There was a longer pause, when the spokesman, who had been ruminating over the matter, said:

“Wot d’ ye s’y t’ ’avin another pint insoide? Then we go t’ th’ meetin’ and wote for th’ stroike. Larn ’im a lesson. I like ’is impidence, I do. Tork ’bout muddlin’; we’ll show ’oose muddled.”

This was unanimously agreed to as illuminating the situation. It is perhaps a pity that Marsten did not know the result of his brief conversation with his felow-workmen.

He was young and had to learn many things. He did not know that the desire for improving one’s condition is not at all universal, and that even where there may be the germ of a desire, people do not wish to be dragooned into bettering themselves. Tact, as Mrs. Hope might have told him, goes farther than good intentions. A drop of beer and a friendly smite on the shoulder would have got him several votes against the strike. As it was, he had merely strengthened the arms of “that ass Gibbons,” by making the mistake of supposing that the average human being is actuated by reason.

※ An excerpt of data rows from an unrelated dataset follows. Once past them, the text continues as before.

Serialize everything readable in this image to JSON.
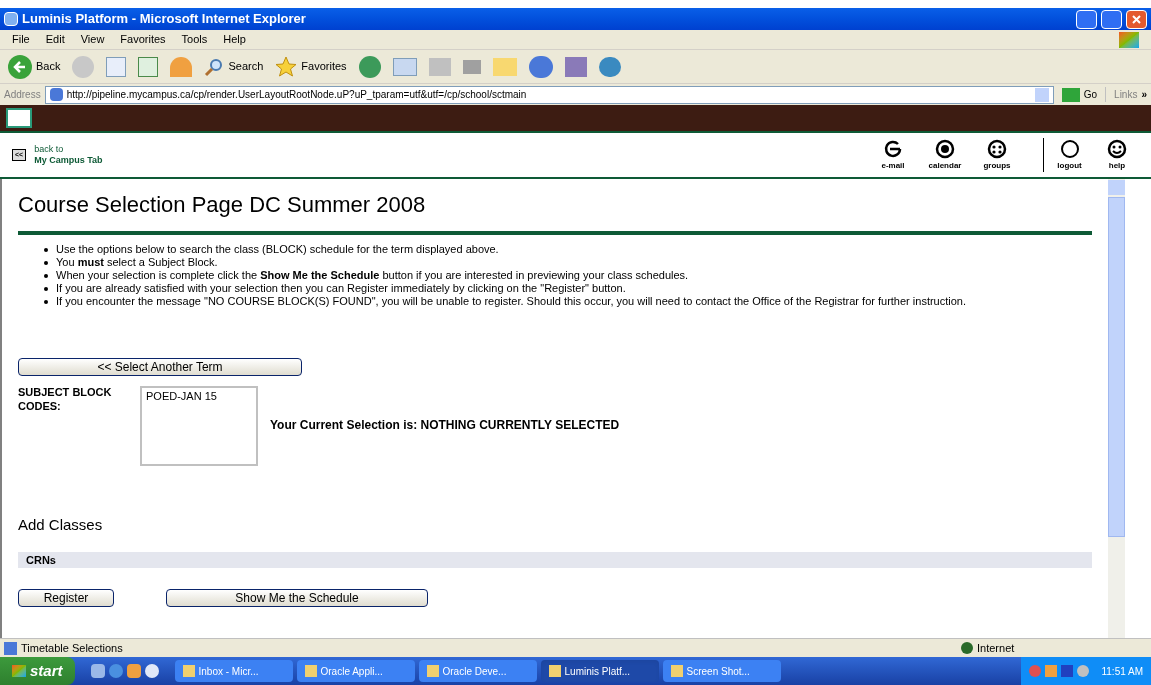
{
  "window": {
    "title": "Luminis Platform - Microsoft Internet Explorer"
  },
  "menu": [
    "File",
    "Edit",
    "View",
    "Favorites",
    "Tools",
    "Help"
  ],
  "toolbar": {
    "back": "Back",
    "search": "Search",
    "favorites": "Favorites"
  },
  "address": {
    "label": "Address",
    "url": "http://pipeline.mycampus.ca/cp/render.UserLayoutRootNode.uP?uP_tparam=utf&utf=/cp/school/sctmain",
    "go": "Go",
    "links": "Links",
    "more": "»"
  },
  "portal": {
    "back_line1": "back to",
    "back_line2": "My Campus Tab",
    "back_key": "<<",
    "icons": [
      {
        "kind": "email",
        "label": "e-mail"
      },
      {
        "kind": "calendar",
        "label": "calendar"
      },
      {
        "kind": "groups",
        "label": "groups"
      },
      {
        "kind": "logout",
        "label": "logout"
      },
      {
        "kind": "help",
        "label": "help"
      }
    ]
  },
  "page": {
    "title": "Course Selection Page DC Summer 2008",
    "bullets": [
      "Use the options below to search the class (BLOCK) schedule for the term displayed above.",
      "You **must** select a Subject Block.",
      "When your selection is complete click the **Show Me the Schedule** button if you are interested in previewing your class schedules.",
      "If you are already satisfied with your selection then you can Register immediately by clicking on the \"Register\" button.",
      "If you encounter the message \"NO COURSE BLOCK(S) FOUND\", you will be unable to register. Should this occur, you will need to contact the Office of the Registrar for further instruction."
    ],
    "select_term_button": "<< Select Another Term",
    "subject_label": "SUBJECT BLOCK CODES:",
    "subject_options": [
      {
        "label": "POED-JAN 15",
        "selected": false
      }
    ],
    "current_selection": "Your Current Selection is: NOTHING CURRENTLY SELECTED",
    "add_classes": "Add Classes",
    "crns": "CRNs",
    "buttons": [
      "Register",
      "Show Me the Schedule"
    ]
  },
  "status_bar": {
    "text": "Timetable Selections",
    "zone": "Internet"
  },
  "taskbar": {
    "start": "start",
    "clock": "11:51 AM",
    "tasks": [
      {
        "label": "Inbox - Micr...",
        "selected": false
      },
      {
        "label": "Oracle Appli...",
        "selected": false
      },
      {
        "label": "Oracle Deve...",
        "selected": false
      },
      {
        "label": "Luminis Platf...",
        "selected": true
      },
      {
        "label": "Screen Shot...",
        "selected": false
      }
    ]
  }
}
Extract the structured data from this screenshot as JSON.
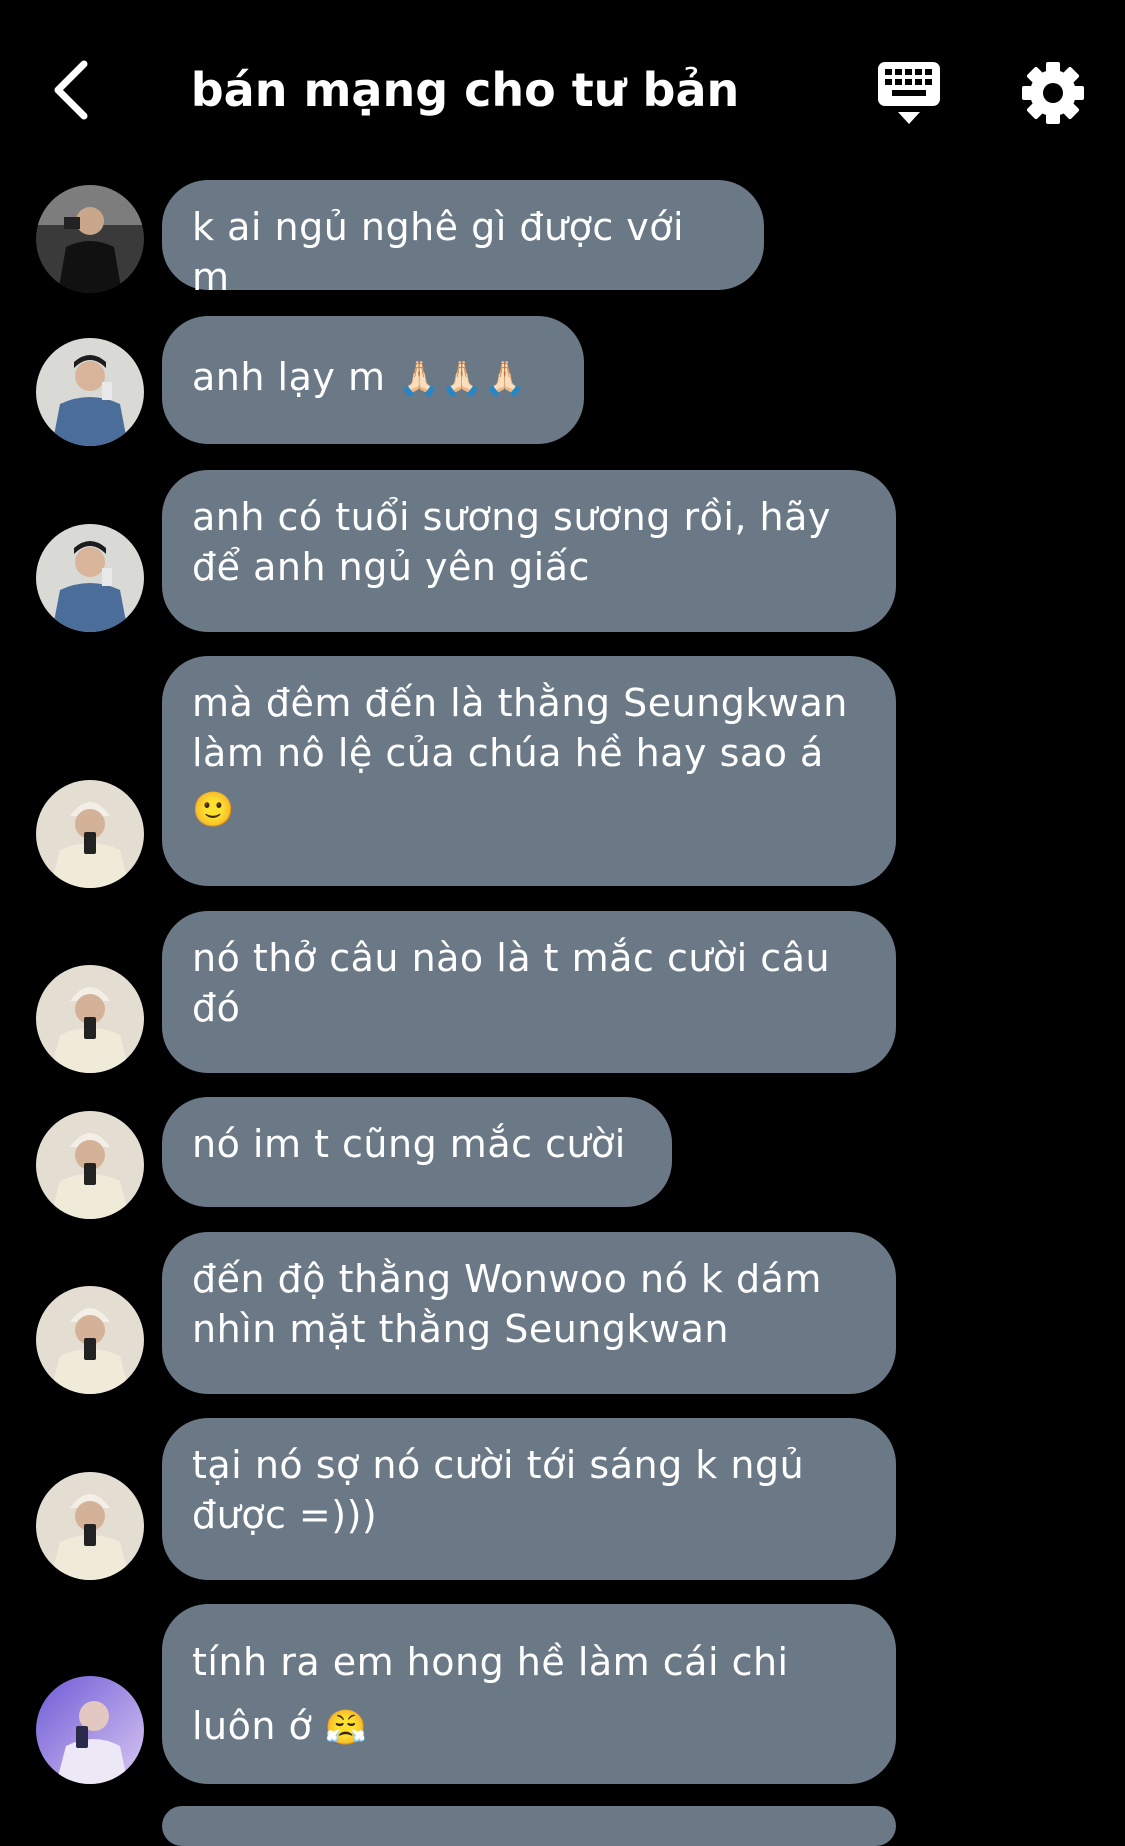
{
  "header": {
    "title": "bán mạng cho tư bản",
    "back_icon": "chevron-left-icon",
    "keyboard_icon": "keyboard-icon",
    "settings_icon": "gear-icon"
  },
  "colors": {
    "background": "#000000",
    "bubble": "#6b7886",
    "text": "#ffffff"
  },
  "messages": [
    {
      "text": "k ai ngủ nghê gì được với m",
      "avatar": "avatar-user-black-shirt"
    },
    {
      "text": "anh lạy m",
      "emoji": "🙏🏻🙏🏻🙏🏻",
      "avatar": "avatar-user-denim"
    },
    {
      "text": "anh có tuổi sương sương rồi, hãy để anh ngủ yên giấc",
      "avatar": "avatar-user-denim"
    },
    {
      "text": "mà đêm đến là thằng Seungkwan làm nô lệ của chúa hề hay sao á",
      "emoji": "🙂",
      "avatar": "avatar-user-beanie"
    },
    {
      "text": "nó thở câu nào là t mắc cười câu đó",
      "avatar": "avatar-user-beanie"
    },
    {
      "text": "nó im t cũng mắc cười",
      "avatar": "avatar-user-beanie"
    },
    {
      "text": "đến độ thằng Wonwoo nó k dám nhìn mặt thằng Seungkwan",
      "avatar": "avatar-user-beanie"
    },
    {
      "text": "tại nó sợ nó cười tới sáng k ngủ được =)))",
      "avatar": "avatar-user-beanie"
    },
    {
      "text": "tính ra em hong hề làm cái chi luôn ớ",
      "emoji": "😤",
      "avatar": "avatar-user-purple"
    }
  ]
}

Meanwhile, the young man had passed under the archway and up the court, until he came to doorway No. 3. The hall, and the five pairs of grimy stairs, were only less public than the court, which in its turn was only less public than Light Street, because fewer feet trod thereon. He ascended the first flight of stairs and paused at one of the doors of the landing. From within came the droning notes of a harmonium, and Marsten forebore to knock as he listened to the sound. A slatternly woman came down the second flight with a water-jug in her hand. She stopped, on seeing a stranger standing there, and listened to the music also. The dirge being played did not soothe whatever savageness there was within the breast of the woman, for she broke out against the inmates of the rooms.

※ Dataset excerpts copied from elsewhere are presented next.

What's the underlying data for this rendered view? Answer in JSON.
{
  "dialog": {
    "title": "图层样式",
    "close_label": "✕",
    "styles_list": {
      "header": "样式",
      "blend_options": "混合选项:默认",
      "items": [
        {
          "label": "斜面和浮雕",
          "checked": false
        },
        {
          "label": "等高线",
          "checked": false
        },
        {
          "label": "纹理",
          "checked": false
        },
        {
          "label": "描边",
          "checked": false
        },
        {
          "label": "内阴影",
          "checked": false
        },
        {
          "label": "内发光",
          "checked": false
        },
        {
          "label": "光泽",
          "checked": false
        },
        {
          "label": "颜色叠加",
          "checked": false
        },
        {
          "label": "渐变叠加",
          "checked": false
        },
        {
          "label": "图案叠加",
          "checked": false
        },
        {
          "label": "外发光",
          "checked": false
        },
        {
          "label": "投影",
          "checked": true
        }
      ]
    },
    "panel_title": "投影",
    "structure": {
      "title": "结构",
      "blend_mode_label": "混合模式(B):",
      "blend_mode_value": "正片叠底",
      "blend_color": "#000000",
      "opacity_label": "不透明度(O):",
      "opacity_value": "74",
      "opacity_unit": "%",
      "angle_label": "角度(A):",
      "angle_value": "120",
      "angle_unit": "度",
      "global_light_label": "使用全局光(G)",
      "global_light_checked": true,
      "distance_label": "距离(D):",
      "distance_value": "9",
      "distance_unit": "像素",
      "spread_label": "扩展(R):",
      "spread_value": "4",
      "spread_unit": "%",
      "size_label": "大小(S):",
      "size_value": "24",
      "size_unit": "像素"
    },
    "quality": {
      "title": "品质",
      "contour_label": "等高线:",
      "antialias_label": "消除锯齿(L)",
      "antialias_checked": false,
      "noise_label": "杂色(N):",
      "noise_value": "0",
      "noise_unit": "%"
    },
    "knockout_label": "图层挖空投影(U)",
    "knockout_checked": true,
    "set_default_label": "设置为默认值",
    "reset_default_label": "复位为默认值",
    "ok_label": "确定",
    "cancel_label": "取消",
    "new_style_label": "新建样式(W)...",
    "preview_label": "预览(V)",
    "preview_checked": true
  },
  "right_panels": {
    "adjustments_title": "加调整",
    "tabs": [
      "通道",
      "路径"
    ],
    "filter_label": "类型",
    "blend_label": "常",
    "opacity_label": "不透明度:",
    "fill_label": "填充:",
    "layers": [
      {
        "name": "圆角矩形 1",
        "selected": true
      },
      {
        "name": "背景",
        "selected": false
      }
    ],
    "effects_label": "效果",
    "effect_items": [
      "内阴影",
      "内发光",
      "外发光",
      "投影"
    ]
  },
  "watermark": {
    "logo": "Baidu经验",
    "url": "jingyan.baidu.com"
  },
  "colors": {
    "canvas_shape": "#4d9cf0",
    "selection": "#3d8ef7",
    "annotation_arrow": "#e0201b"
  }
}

“Oh, yes,” she cried. “Fine goin’s on for the likes o’ them. A harmonyum, if you please. Gawd save us! we ain’t good enough for the likes o’ ’im. A harmonyum! In Garden Court! No good can come o’ ’stravagance like that. Wot’s ’e, I’d like to know? Bah!”

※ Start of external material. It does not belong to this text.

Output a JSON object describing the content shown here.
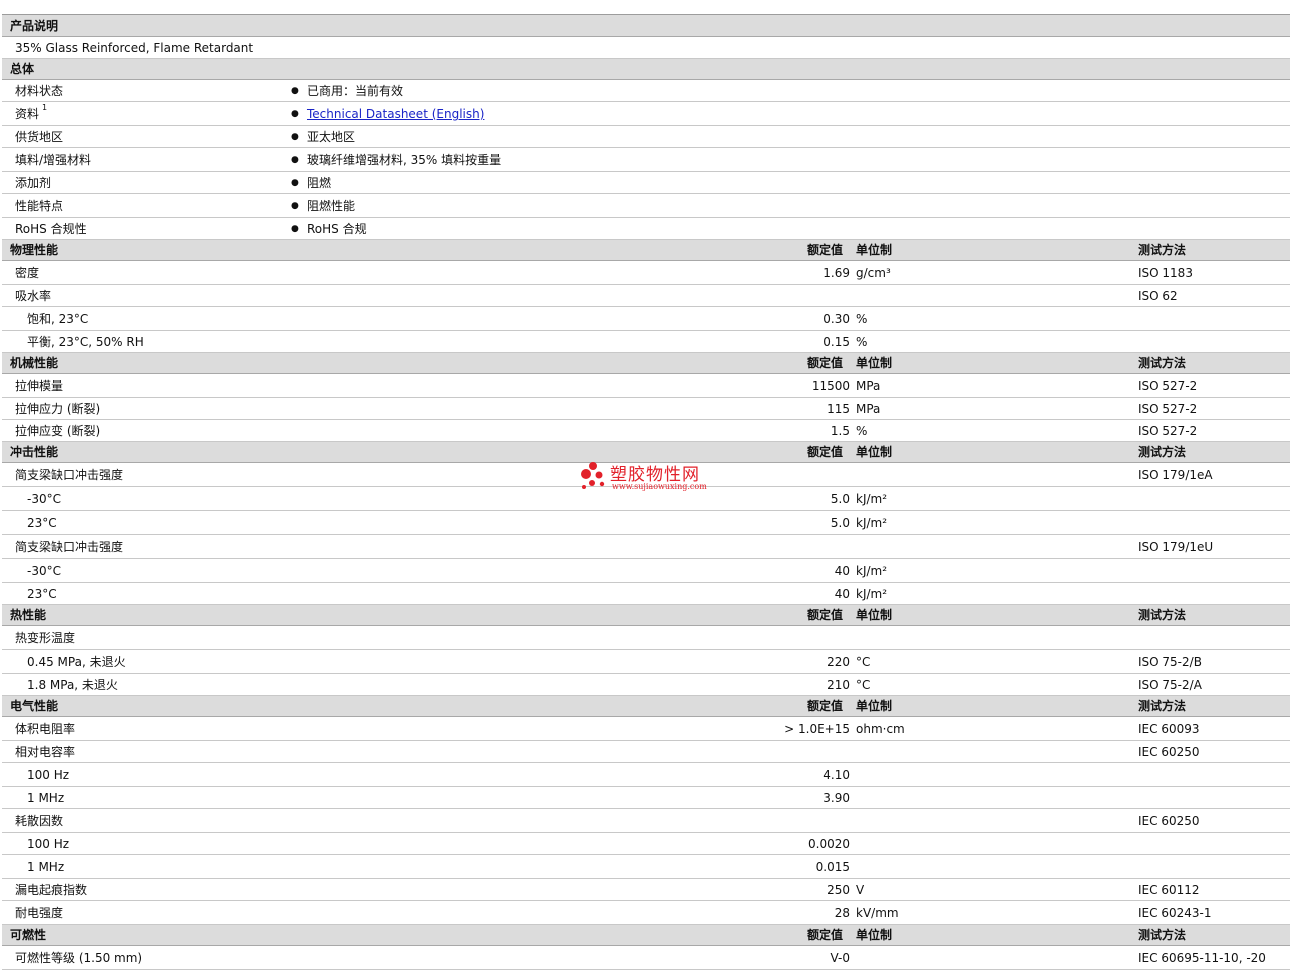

The woman, with a wave of her hand, expressed her contempt for such goings on and departed down the stairs with her jug. Her husband spent his spare cash at the “pub,” as a man should, and not in such vanities as a second-hand musical instrument. She had, very properly, no patience with extravagance.

Marsten rapped when the playing ceased, and Joe Braunt himself came to the door.

“Come in, my boy,” he said cordially, and Marsten went in.